Conference: ICCV 2025 arXiv: 2503.02304 Code: Token-family/TokenFD Area: Self-supervised Learning / Representation Learning Keywords: token-level alignment, visual foundation model, document understanding, OCR-free, multimodal large language model

TL;DR

This paper proposes TokenFD, the first token-level text image foundation model, pre-trained on 20 million images and 1.8 billion BPE token-mask pairs via token-level vision-language alignment to achieve image-as-text semantic understanding. Built upon TokenFD, TokenVL is introduced as a document understanding MLLM, achieving a score of 860 on OCRBench (highest among 8B-class models) and an average improvement of 8.8% across ten VQA benchmarks including DocVQA.

Background & Motivation

  1. Background: General-purpose visual foundation models (VFMs) such as CLIP, DINO, and SAM are widely adopted as visual encoders in multimodal large language models. However, these models are trained under image-level (CLIP/DINO) or pixel-level (SAM) supervision.

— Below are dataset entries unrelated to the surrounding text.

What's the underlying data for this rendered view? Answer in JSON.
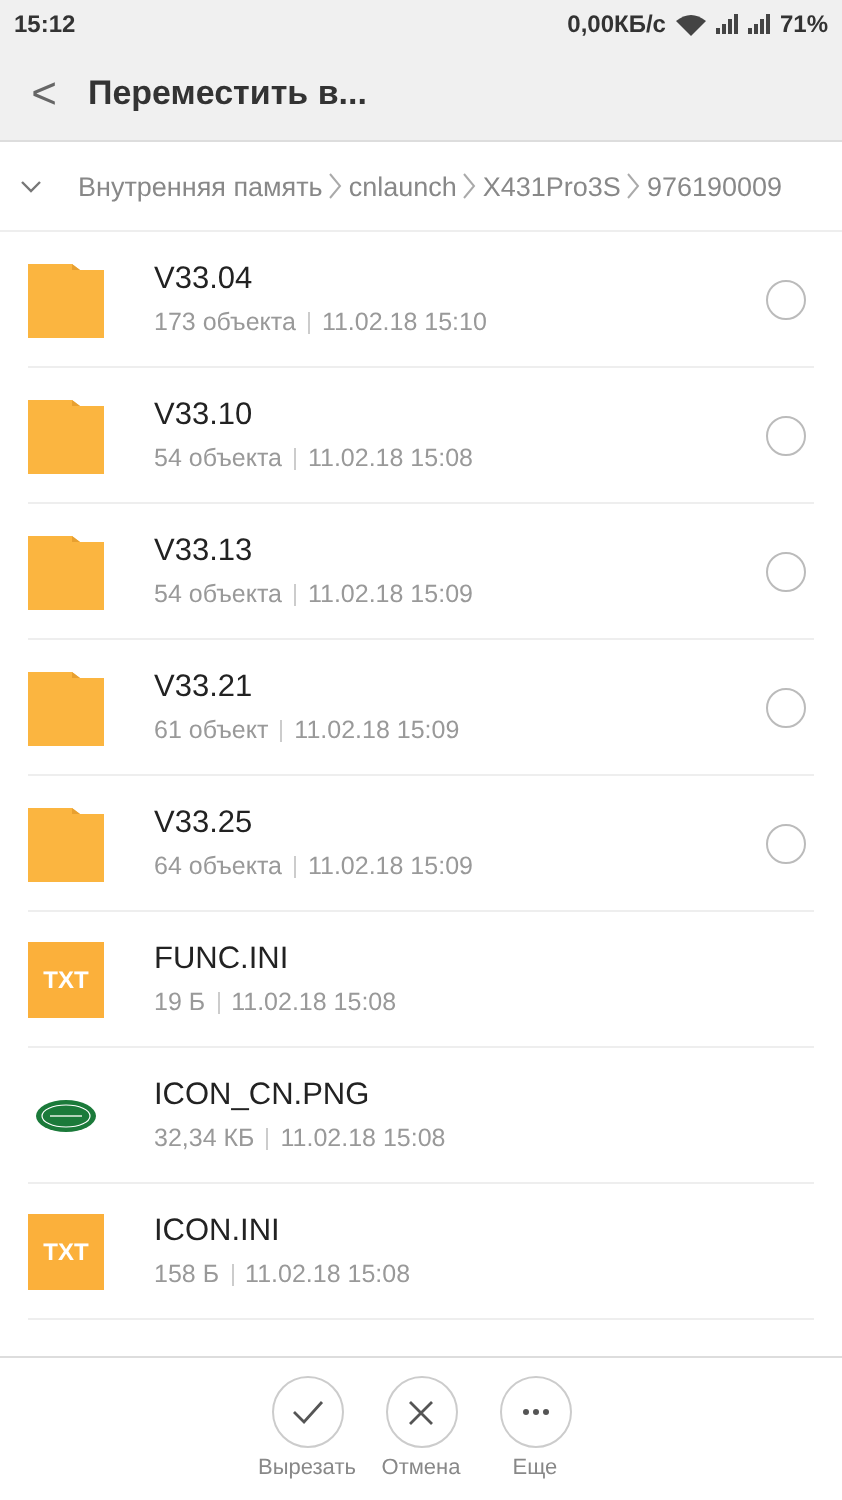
{
  "status_bar": {
    "time": "15:12",
    "speed": "0,00КБ/с",
    "battery": "71%"
  },
  "header": {
    "back": "<",
    "title": "Переместить в..."
  },
  "breadcrumb": [
    "Внутренняя память",
    "cnlaunch",
    "X431Pro3S",
    "976190009"
  ],
  "items": [
    {
      "kind": "folder",
      "name": "V33.04",
      "size": "173 объекта",
      "date": "11.02.18 15:10",
      "selected": false
    },
    {
      "kind": "folder",
      "name": "V33.10",
      "size": "54 объекта",
      "date": "11.02.18 15:08",
      "selected": false
    },
    {
      "kind": "folder",
      "name": "V33.13",
      "size": "54 объекта",
      "date": "11.02.18 15:09",
      "selected": false
    },
    {
      "kind": "folder",
      "name": "V33.21",
      "size": "61 объект",
      "date": "11.02.18 15:09",
      "selected": false
    },
    {
      "kind": "folder",
      "name": "V33.25",
      "size": "64 объекта",
      "date": "11.02.18 15:09",
      "selected": false
    },
    {
      "kind": "txt",
      "icon_label": "TXT",
      "name": "FUNC.INI",
      "size": "19 Б",
      "date": "11.02.18 15:08"
    },
    {
      "name": "ICON_CN.PNG",
      "size": "32,34 КБ",
      "date": "11.02.18 15:08"
    },
    {
      "kind": "txt",
      "icon_label": "TXT",
      "name": "ICON.INI",
      "size": "158 Б",
      "date": "11.02.18 15:08"
    }
  ],
  "actions": [
    {
      "kind": "check",
      "label": "Вырезать"
    },
    {
      "kind": "close",
      "label": "Отмена"
    },
    {
      "kind": "more",
      "label": "Еще"
    }
  ]
}
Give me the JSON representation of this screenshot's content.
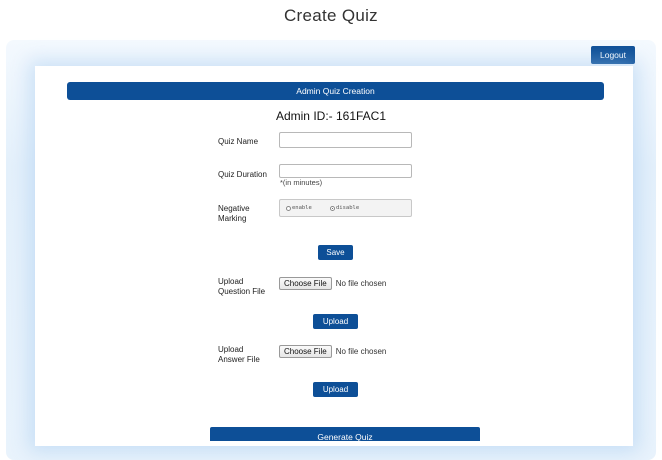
{
  "page_title": "Create Quiz",
  "logout_label": "Logout",
  "banner": "Admin Quiz Creation",
  "admin_id": "Admin ID:- 161FAC1",
  "form": {
    "quiz_name_label": "Quiz Name",
    "quiz_name_value": "",
    "quiz_duration_label": "Quiz Duration",
    "quiz_duration_value": "",
    "duration_hint": "*(in minutes)",
    "negative_marking_label_1": "Negative",
    "negative_marking_label_2": "Marking",
    "negative_options": [
      {
        "label": "enable",
        "checked": false
      },
      {
        "label": "disable",
        "checked": true
      }
    ],
    "save_label": "Save"
  },
  "question_upload": {
    "label_1": "Upload",
    "label_2": "Question File",
    "choose_label": "Choose File",
    "status": "No file chosen",
    "upload_label": "Upload"
  },
  "answer_upload": {
    "label_1": "Upload",
    "label_2": "Answer File",
    "choose_label": "Choose File",
    "status": "No file chosen",
    "upload_label": "Upload"
  },
  "generate_label": "Generate Quiz",
  "colors": {
    "primary": "#0d4f97",
    "background_glow": "#e4f0fb"
  }
}
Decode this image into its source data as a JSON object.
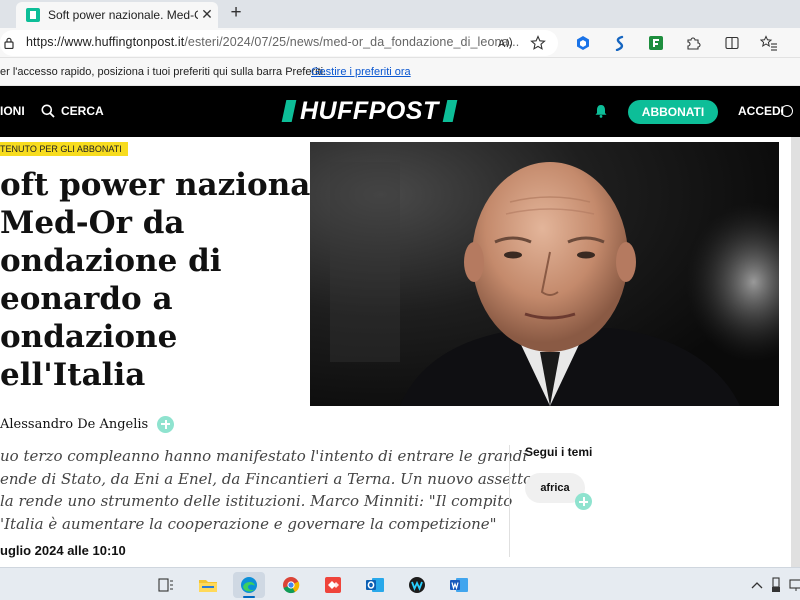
{
  "browser": {
    "tab_title": "Soft power nazionale. Med-Or da",
    "tab_close": "✕",
    "new_tab": "+",
    "url_host": "https://www.huffingtonpost.it",
    "url_path": "/esteri/2024/07/25/news/med-or_da_fondazione_di_leona...",
    "favorites_message": "er l'accesso rapido, posiziona i tuoi preferiti qui sulla barra Preferiti.",
    "favorites_link": "Gestire i preferiti ora"
  },
  "header": {
    "sections_label": "IONI",
    "search_label": "CERCA",
    "logo_text": "HUFFPOST",
    "subscribe_label": "ABBONATI",
    "login_label": "ACCEDI",
    "accent_color": "#0dbe98"
  },
  "article": {
    "badge": "TENUTO PER GLI ABBONATI",
    "headline": "oft power nazionale.\nMed-Or da\nondazione di\neonardo a\nondazione\nell'Italia",
    "author": "Alessandro De Angelis",
    "summary": "uo terzo compleanno hanno manifestato l'intento di entrare le grandi\nende di Stato, da Eni a Enel, da Fincantieri a Terna. Un nuovo assetto\nla rende uno strumento delle istituzioni. Marco Minniti: \"Il compito\n'Italia è aumentare la cooperazione e governare la competizione\"",
    "date": "uglio 2024 alle 10:10"
  },
  "topics": {
    "title": "Segui i temi",
    "items": [
      "africa"
    ]
  },
  "taskbar": {
    "apps": [
      "task-view-icon",
      "file-explorer-icon",
      "edge-icon",
      "chrome-icon",
      "anydesk-icon",
      "outlook-icon",
      "webex-icon",
      "word-icon"
    ]
  }
}
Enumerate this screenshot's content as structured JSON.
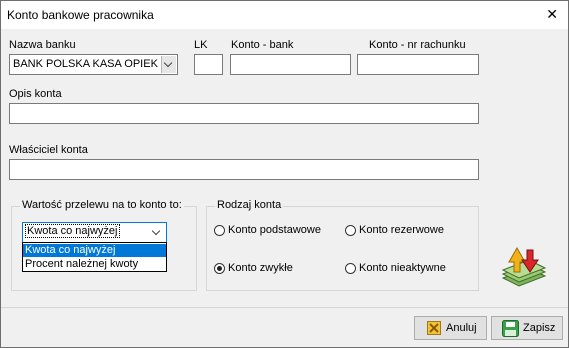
{
  "window": {
    "title": "Konto bankowe pracownika"
  },
  "labels": {
    "bank_name": "Nazwa banku",
    "lk": "LK",
    "account_bank": "Konto - bank",
    "account_number": "Konto - nr rachunku",
    "description": "Opis konta",
    "owner": "Właściciel konta"
  },
  "fields": {
    "bank_name_value": "BANK POLSKA KASA OPIEKI S",
    "lk": "",
    "account_bank": "",
    "account_number": "",
    "description": "",
    "owner": ""
  },
  "transfer_group": {
    "caption": "Wartość przelewu na to konto to:",
    "selected": "Kwota co najwyżej",
    "options": [
      "Kwota co najwyżej",
      "Procent należnej kwoty"
    ]
  },
  "account_type_group": {
    "caption": "Rodzaj konta",
    "options": [
      {
        "label": "Konto podstawowe",
        "checked": false
      },
      {
        "label": "Konto rezerwowe",
        "checked": false
      },
      {
        "label": "Konto zwykłe",
        "checked": true
      },
      {
        "label": "Konto nieaktywne",
        "checked": false
      }
    ]
  },
  "buttons": {
    "cancel": "Anuluj",
    "save": "Zapisz"
  },
  "icons": {
    "close": "close-icon",
    "money": "money-transfer-icon",
    "cancel": "cancel-icon",
    "save": "save-icon"
  },
  "colors": {
    "selection": "#0078d7",
    "window_bg": "#f0f0f0",
    "titlebar_bg": "#ffffff"
  }
}
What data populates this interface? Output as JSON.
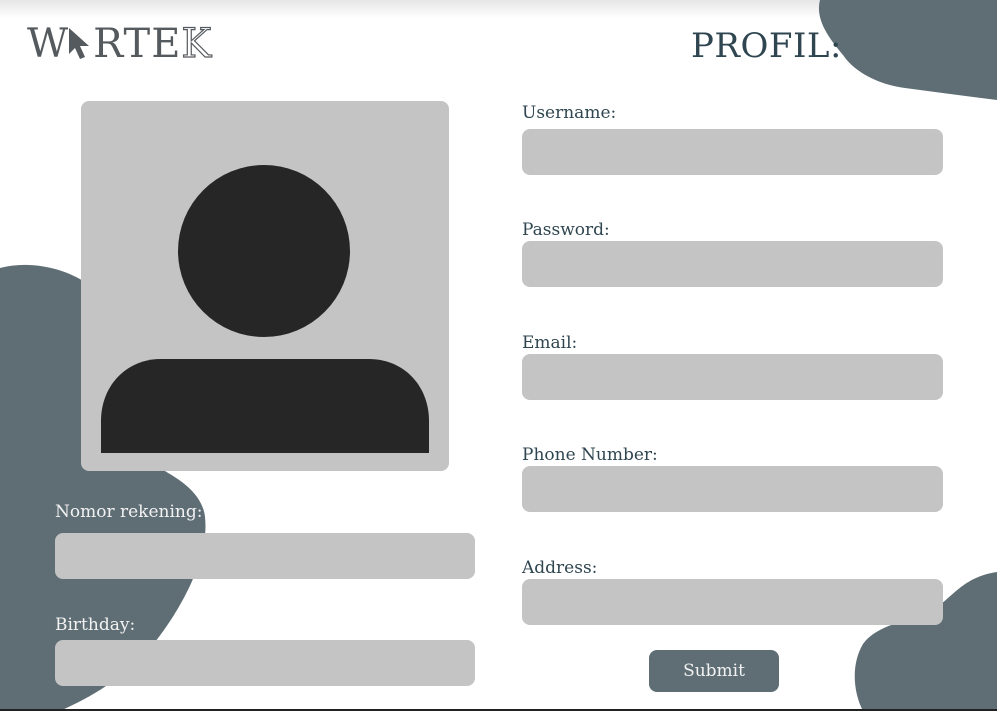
{
  "brand": {
    "logo_text_left": "W",
    "logo_text_right": "RTE",
    "logo_text_outline": "K",
    "color": "#555a5e"
  },
  "page": {
    "title": "PROFIL:",
    "accent_color": "#5f6e75",
    "input_color": "#c4c4c4"
  },
  "avatar": {
    "icon": "user-placeholder-icon"
  },
  "form": {
    "username": {
      "label": "Username:",
      "value": ""
    },
    "password": {
      "label": "Password:",
      "value": ""
    },
    "email": {
      "label": "Email:",
      "value": ""
    },
    "phone": {
      "label": "Phone Number:",
      "value": ""
    },
    "address": {
      "label": "Address:",
      "value": ""
    },
    "account_number": {
      "label": "Nomor rekening:",
      "value": ""
    },
    "birthday": {
      "label": "Birthday:",
      "value": ""
    },
    "submit_label": "Submit"
  }
}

  2. Limitations of Prior Work: For document images containing dense small text, image-level VFMs fail to perceive fine-grained textual content precisely, leading to fundamental perceptual errors in downstream OCR-related tasks. Some methods attempt to incorporate SAM as an additional high-resolution encoder, but the dual-VFM combination doubles the token count, incurring high cost and reduced flexibility.

  3. Key Challenge: No token-granularity fine-grained text image foundation model currently exists. A critical gap lies between image-level and pixel-level supervision—namely, token-level alignment, which refers to the precise mapping of each BPE subword to its corresponding spatial region in the image.

  4. Goal: (1) Construct the first token-level image-text dataset; (2) Train the first token-level VFM; (3) Apply it to the construction of a document understanding MLLM.

  5. Key Insight: BPE tokenizers are used to decompose text into subwords, and pixel-level masks are constructed for each subword to achieve token-granularity vision-language alignment—substantially finer than CLIP's image-level alignment and semantically richer than SAM's pixel-level segmentation.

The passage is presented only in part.